"I know you want to tell me everything," she said, "and although the lady who is doing my hair does not understand a word of English as yet, you will probably be able to talk more freely if she is not present. If you will come back in five minutes she will have gone to Angela."

So the Judge went into his dressing-room and, finding his clothes already laid out, dressed and repaired again to his wife, not quite in five minutes, but in little more than ten.

"I suppose you have heard all about it from Nina?" he said, taking up the conversation where he had left it. "Have you seen this Lady George Dubec?"

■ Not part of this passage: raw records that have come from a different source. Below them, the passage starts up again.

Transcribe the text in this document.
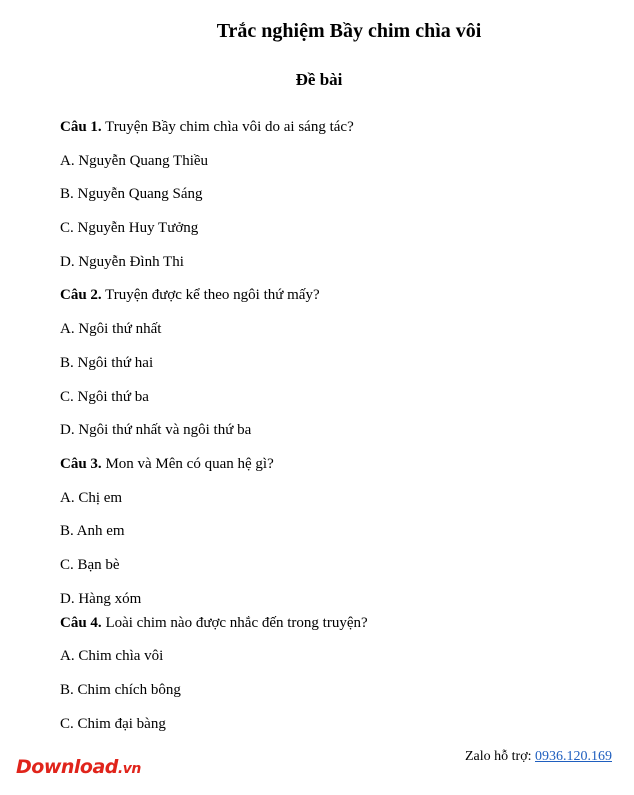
Trắc nghiệm Bầy chim chìa vôi
Đề bài

Câu 1. Truyện Bầy chim chìa vôi do ai sáng tác?

A. Nguyễn Quang Thiều

B. Nguyễn Quang Sáng

C. Nguyễn Huy Tưởng

D. Nguyễn Đình Thi

Câu 2. Truyện được kể theo ngôi thứ mấy?

A. Ngôi thứ nhất

B. Ngôi thứ hai

C. Ngôi thứ ba

D. Ngôi thứ nhất và ngôi thứ ba

Câu 3. Mon và Mên có quan hệ gì?

A. Chị em

B. Anh em

C. Bạn bè

D. Hàng xóm

Câu 4. Loài chim nào được nhắc đến trong truyện?

A. Chim chìa vôi

B. Chim chích bông

C. Chim đại bàng

Download.vn
Zalo hỗ trợ: 0936.120.169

"Yes," said Lady Birkett. "She is not in the least what Edward pictures her, according to Nina. As far as her looks tell one anything, I should say she was a charming woman."

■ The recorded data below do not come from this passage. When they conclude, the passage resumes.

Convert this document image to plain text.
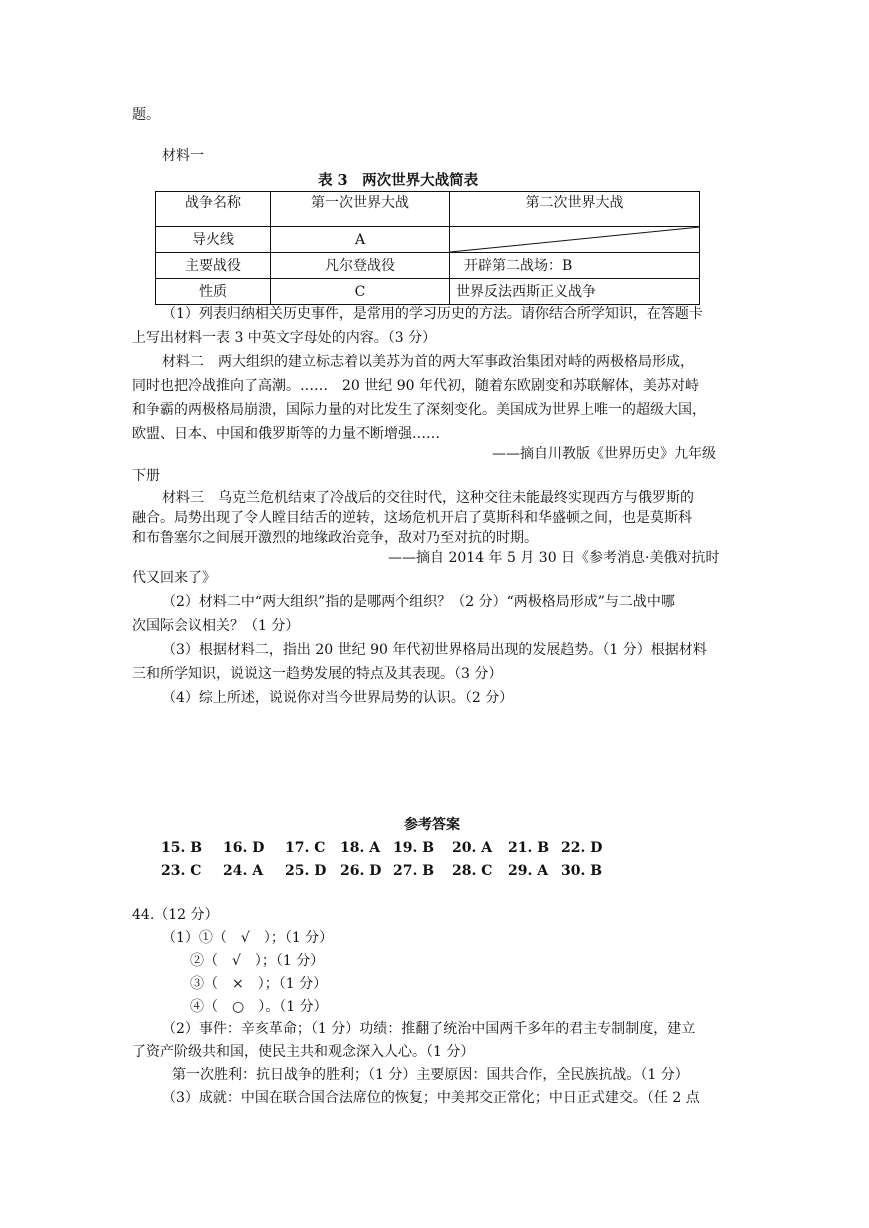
题。
材料一
表 3　两次世界大战简表
战争名称	第一次世界大战	第二次世界大战
导火线	A	

主要战役	凡尔登战役	开辟第二战场：B
性质	C	世界反法西斯正义战争
（1）列表归纳相关历史事件，是常用的学习历史的方法。请你结合所学知识，在答题卡
上写出材料一表 3 中英文字母处的内容。（3 分）
材料二　两大组织的建立标志着以美苏为首的两大军事政治集团对峙的两极格局形成，
同时也把冷战推向了高潮。……　20 世纪 90 年代初，随着东欧剧变和苏联解体，美苏对峙
和争霸的两极格局崩溃，国际力量的对比发生了深刻变化。美国成为世界上唯一的超级大国，
欧盟、日本、中国和俄罗斯等的力量不断增强……
——摘自川教版《世界历史》九年级
下册
材料三　乌克兰危机结束了冷战后的交往时代，这种交往未能最终实现西方与俄罗斯的
融合。局势出现了令人瞠目结舌的逆转，这场危机开启了莫斯科和华盛顿之间，也是莫斯科
和布鲁塞尔之间展开激烈的地缘政治竞争，敌对乃至对抗的时期。
——摘自 2014 年 5 月 30 日《参考消息·美俄对抗时
代又回来了》
（2）材料二中“两大组织”指的是哪两个组织？（2 分）“两极格局形成”与二战中哪
次国际会议相关？（1 分）
（3）根据材料二，指出 20 世纪 90 年代初世界格局出现的发展趋势。（1 分）根据材料
三和所学知识，说说这一趋势发展的特点及其表现。（3 分）
（4）综上所述，说说你对当今世界局势的认识。（2 分）
参考答案
15. B 16. D 17. C 18. A 19. B 20. A 21. B 22. D
23. C 24. A 25. D 26. D 27. B 28. C 29. A 30. B
44.（12 分）
（1）①（　√　）；（1 分）
②（　√　）；（1 分）
③（　×　）；（1 分）
④（　○　）。（1 分）
（2）事件：辛亥革命；（1 分）功绩：推翻了统治中国两千多年的君主专制制度，建立
了资产阶级共和国，使民主共和观念深入人心。（1 分）
第一次胜利：抗日战争的胜利；（1 分）主要原因：国共合作，全民族抗战。（1 分）
（3）成就：中国在联合国合法席位的恢复；中美邦交正常化；中日正式建交。（任 2 点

"Edward paints her as a voluptuous siren of the ballet. I suppose one may put that down as one of his usual excursions of imagination."

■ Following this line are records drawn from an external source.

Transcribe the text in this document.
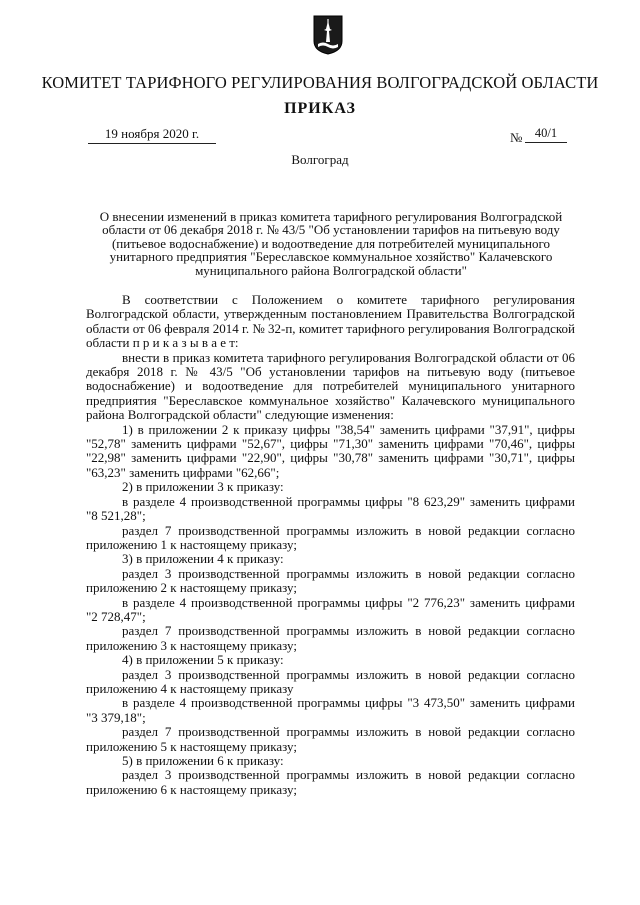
КОМИТЕТ ТАРИФНОГО РЕГУЛИРОВАНИЯ ВОЛГОГРАДСКОЙ ОБЛАСТИ
ПРИКАЗ
19 ноября 2020 г.	№ 40/1
Волгоград
О внесении изменений в приказ комитета тарифного регулирования Волгоградской области от 06 декабря 2018 г. № 43/5 "Об установлении тарифов на питьевую воду (питьевое водоснабжение) и водоотведение для потребителей муниципального унитарного предприятия "Береславское коммунальное хозяйство" Калачевского муниципального района Волгоградской области"

В соответствии с Положением о комитете тарифного регулирования Волгоградской области, утвержденным постановлением Правительства Волгоградской области от 06 февраля 2014 г. № 32-п, комитет тарифного регулирования Волгоградской области п р и к а з ы в а е т:

внести в приказ комитета тарифного регулирования Волгоградской области от 06 декабря 2018 г. № 43/5 "Об установлении тарифов на питьевую воду (питьевое водоснабжение) и водоотведение для потребителей муниципального унитарного предприятия "Береславское коммунальное хозяйство" Калачевского муниципального района Волгоградской области" следующие изменения:

1) в приложении 2 к приказу цифры "38,54" заменить цифрами "37,91", цифры "52,78" заменить цифрами "52,67", цифры "71,30" заменить цифрами "70,46", цифры "22,98" заменить цифрами "22,90", цифры "30,78" заменить цифрами "30,71", цифры "63,23" заменить цифрами "62,66";

2) в приложении 3 к приказу:

в разделе 4 производственной программы цифры "8 623,29" заменить цифрами "8 521,28";

раздел 7 производственной программы изложить в новой редакции согласно приложению 1 к настоящему приказу;

3) в приложении 4 к приказу:

раздел 3 производственной программы изложить в новой редакции согласно приложению 2 к настоящему приказу;

в разделе 4 производственной программы цифры "2 776,23" заменить цифрами "2 728,47";

раздел 7 производственной программы изложить в новой редакции согласно приложению 3 к настоящему приказу;

4) в приложении 5 к приказу:

раздел 3 производственной программы изложить в новой редакции согласно приложению 4 к настоящему приказу

в разделе 4 производственной программы цифры "3 473,50" заменить цифрами "3 379,18";

раздел 7 производственной программы изложить в новой редакции согласно приложению 5 к настоящему приказу;

5) в приложении 6 к приказу:

раздел 3 производственной программы изложить в новой редакции согласно приложению 6 к настоящему приказу;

"She certainly isn't that, and it was news to me that she had ever been on the stage. Poor Nina is very distressed about it. She says that they have had no word from Dick since he left the house, that Edward has only heard through Humphrey that he has sent in his papers, but even Humphrey doesn't know where he is or what he is doing."

"I had the same news from Edward, with the additions which might be expected of him. He takes it hard that after all he has done for Dick he should be treated in that way, and I don't know that I shouldn't take it hard in his place. It makes me increasingly thankful that I haven't any sons."

This was a polite little fiction on the Judge's part which his wife respected. It was the chief regret of his life that he had no son.

"Nina says he is fretting himself into a fever," said Lady Birkett, "lest Dick should be raising money on his expectations."

"Fretting himself into a fever," replied the Judge, "is not the expression I should use of Edward. But he certainly feels deep annoyance, and expresses it. He had not thought of that when he delivered his ultimatum, and, as he says, it would be the easiest possible thing for Dick to do. But I was mercifully able to relieve his mind on that point. I did not exactly tell him that Dick, although he has more brains in his little finger than his father has in his head, is so much like him that he would shrink from taking so sensible a step as much as Edward himself would; but I gave him the gist of it. My dear Emmeline, to men like Edward and Dick, land—landed property—is sacrosanct. Dick would give up any woman rather than embarrass an acre of Kencote. Kencote is his religion, just as much as it is Edward's. Edward gained comfort from my assuring him of the fact. He said that Dick was behaving so badly that right and wrong seemed to have no distinction for him for the time being, but probably there were crimes that he would not commit, and this might be one of them."